Vorauschicken muß ich noch, dass die Internetkommunkikation nicht wirklich frei von Mißverständnissen ist, und sie bietet einen Raum der Anonymität, der einerseits schützend sein kann, der aber auch benutzt werden kann, um Verhaltensweisen an den Tag zu legen, die man sich im realen Gegenüber miteinander weder erlauben würde noch überhaupt auf den Gedanken käme, sich in so mancher Art mit anderen auseinanderzusetzen.

Warum posten Leute in Foren? Manche und das sind erschreckend wenige, suchen wirklichen Austausch und Kommunikation, sowie anregende, informative und konstruktive Diskussionen oder wollen auch einmal humorvoll und nett plaudern.

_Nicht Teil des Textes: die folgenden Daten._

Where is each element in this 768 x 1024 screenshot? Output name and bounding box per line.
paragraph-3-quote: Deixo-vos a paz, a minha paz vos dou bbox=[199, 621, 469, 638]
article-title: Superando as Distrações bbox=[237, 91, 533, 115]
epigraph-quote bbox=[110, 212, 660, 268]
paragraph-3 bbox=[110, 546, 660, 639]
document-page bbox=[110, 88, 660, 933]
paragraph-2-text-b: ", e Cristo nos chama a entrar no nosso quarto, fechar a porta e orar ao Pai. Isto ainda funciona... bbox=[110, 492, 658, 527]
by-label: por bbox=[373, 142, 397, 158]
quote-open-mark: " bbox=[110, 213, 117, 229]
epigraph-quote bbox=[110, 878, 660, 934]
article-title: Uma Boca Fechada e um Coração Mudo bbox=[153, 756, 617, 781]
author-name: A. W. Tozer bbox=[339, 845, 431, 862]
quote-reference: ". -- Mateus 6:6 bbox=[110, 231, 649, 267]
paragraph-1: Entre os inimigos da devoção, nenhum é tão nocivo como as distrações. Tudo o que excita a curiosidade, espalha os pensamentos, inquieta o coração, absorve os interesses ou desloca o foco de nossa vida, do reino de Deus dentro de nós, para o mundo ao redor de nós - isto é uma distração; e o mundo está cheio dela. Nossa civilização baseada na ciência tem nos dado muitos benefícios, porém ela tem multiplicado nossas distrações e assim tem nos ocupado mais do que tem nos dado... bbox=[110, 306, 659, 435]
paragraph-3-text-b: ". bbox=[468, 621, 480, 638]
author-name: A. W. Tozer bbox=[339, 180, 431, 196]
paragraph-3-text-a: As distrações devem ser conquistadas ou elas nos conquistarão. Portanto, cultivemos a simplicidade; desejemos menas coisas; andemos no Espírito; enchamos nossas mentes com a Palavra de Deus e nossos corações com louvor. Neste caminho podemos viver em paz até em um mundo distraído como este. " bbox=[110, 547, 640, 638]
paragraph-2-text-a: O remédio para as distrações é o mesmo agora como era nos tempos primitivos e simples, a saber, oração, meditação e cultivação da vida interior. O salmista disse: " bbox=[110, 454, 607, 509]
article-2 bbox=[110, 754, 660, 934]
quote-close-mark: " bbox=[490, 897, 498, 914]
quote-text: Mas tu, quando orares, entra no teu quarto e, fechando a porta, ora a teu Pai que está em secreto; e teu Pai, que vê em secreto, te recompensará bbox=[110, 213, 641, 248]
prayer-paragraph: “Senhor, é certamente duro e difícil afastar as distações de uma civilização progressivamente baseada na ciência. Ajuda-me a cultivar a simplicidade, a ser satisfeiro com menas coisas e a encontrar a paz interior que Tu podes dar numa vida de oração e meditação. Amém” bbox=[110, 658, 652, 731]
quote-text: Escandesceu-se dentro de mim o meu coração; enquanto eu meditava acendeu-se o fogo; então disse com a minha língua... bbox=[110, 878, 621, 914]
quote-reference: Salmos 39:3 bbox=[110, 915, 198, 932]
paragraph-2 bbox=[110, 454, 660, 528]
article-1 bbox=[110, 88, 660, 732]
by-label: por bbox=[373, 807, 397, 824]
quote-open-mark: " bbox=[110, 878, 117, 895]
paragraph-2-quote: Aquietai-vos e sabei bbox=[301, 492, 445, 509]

Andere nutzen die Anonymität und ggf. auch gewisse Grüppchenbildung, um ihre Meinungen kund zu tun und das nicht immer um der Meinung wegen. Einige wollen demonstrativ dagegen sein. Andere sind es nur bei bestimmten Leuten und das hat dann mit den eigentlichen Theman wenig zu tun.
Es werden Verhaltensschemata entwickelt, Strategien, bewußter oder unbewußter Natur, die darauf abzielen, Macht zu erlangen, Rache zu üben oder andere einfach nur zu überfahren, personlich zu diskreditieren,evetntuell um sich selbst besser zu fühlen.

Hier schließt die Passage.